Entertainingly directed by Christopher Luscombe, it builds on comic drunkenness, cross-dressing phone calls and Restoration-style comedy chaos right up to the marital reckoning – and the appearance of Maurice (Graham Vick) himself, who until late in the day was an elusive Godot-like figure.
It’s not as rich as Blithe Spirit or Private Lives, and it’s a bit of a note, but it’s flawlessly executed, with shades of 1920s screwball comedy and excellent turns from Dee, who plays Julia as a cheerfully bossy, and Gilbreath, who becomes more talkative and vulgar as she deflates the bubbles. Both women suffer from middle-aged malaise, and the play’s final note of the rebellious spirit does not quite restore the old marital order.

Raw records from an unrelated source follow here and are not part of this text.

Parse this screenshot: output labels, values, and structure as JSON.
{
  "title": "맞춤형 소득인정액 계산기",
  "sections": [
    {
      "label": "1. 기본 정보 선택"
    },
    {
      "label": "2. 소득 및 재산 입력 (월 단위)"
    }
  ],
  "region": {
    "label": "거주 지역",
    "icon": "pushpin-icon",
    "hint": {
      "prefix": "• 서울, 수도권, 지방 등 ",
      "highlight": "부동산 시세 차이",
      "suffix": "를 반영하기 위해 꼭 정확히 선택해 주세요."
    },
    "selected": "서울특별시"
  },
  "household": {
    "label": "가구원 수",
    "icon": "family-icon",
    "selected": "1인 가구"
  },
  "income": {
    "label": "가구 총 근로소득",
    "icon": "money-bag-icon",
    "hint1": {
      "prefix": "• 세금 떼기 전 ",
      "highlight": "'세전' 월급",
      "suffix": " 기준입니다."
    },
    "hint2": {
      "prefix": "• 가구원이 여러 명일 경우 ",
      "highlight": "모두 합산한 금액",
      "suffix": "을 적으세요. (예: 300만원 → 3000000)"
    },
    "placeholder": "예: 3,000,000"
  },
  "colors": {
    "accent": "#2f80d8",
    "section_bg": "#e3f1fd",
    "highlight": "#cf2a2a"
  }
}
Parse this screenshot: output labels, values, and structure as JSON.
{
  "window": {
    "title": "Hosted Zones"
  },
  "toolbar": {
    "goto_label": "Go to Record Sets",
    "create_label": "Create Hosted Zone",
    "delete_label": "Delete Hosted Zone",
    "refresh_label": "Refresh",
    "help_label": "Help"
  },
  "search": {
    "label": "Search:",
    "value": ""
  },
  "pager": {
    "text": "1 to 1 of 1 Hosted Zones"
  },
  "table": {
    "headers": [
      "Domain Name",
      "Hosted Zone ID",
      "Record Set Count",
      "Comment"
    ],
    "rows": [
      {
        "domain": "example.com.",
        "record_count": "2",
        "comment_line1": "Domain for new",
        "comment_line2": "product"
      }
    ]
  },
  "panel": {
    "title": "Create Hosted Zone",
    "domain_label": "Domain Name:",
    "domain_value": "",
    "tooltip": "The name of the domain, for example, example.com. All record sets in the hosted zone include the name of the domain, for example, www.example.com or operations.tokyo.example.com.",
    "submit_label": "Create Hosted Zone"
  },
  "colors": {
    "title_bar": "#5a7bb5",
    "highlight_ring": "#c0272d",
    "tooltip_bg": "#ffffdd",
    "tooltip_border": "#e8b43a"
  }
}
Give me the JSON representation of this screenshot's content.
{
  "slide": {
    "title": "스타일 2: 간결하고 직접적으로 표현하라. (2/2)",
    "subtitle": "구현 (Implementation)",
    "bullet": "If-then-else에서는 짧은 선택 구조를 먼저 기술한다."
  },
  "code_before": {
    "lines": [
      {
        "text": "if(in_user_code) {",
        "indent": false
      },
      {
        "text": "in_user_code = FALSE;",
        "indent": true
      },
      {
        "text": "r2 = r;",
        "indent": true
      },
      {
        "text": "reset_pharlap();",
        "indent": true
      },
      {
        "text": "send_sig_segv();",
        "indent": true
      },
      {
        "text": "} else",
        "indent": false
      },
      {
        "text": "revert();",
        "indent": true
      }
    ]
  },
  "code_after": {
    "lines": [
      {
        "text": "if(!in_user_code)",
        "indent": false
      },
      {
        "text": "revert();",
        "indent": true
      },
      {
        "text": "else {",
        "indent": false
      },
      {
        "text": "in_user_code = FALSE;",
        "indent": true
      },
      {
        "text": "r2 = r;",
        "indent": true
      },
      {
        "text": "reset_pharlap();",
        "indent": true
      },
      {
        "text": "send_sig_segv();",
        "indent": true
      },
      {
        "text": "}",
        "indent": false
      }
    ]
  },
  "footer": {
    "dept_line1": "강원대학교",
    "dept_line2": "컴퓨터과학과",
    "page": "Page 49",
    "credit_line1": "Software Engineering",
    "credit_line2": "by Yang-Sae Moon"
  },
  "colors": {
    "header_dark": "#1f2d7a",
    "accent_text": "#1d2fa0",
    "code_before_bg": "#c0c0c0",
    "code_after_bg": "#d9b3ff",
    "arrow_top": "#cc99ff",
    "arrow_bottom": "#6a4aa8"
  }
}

Coward wrote additional material for the play in 1958, expanding the part of the maid Saunders (Sarah Twomey) that had been included in this production. She’s an absolute hoot, and turns out to be a skilled dancer, French speaker, pianist, and established speaker.
This beautiful set, designed by Simon Higlett, is another highlight, with all the Art Deco details intact, along with the elegant costumes (silver Mary Janes, beaded dresses, drop-waisted dresses) designed by Fotini Demo.
So it’s a nugget of dramatic history and a lesser-known early play by Coward—and it serves as an ending to the Orange Tree Theatre’s recently revived trilogy of late works, Suite in Three Keys. It is worth watching for sheer enjoyment.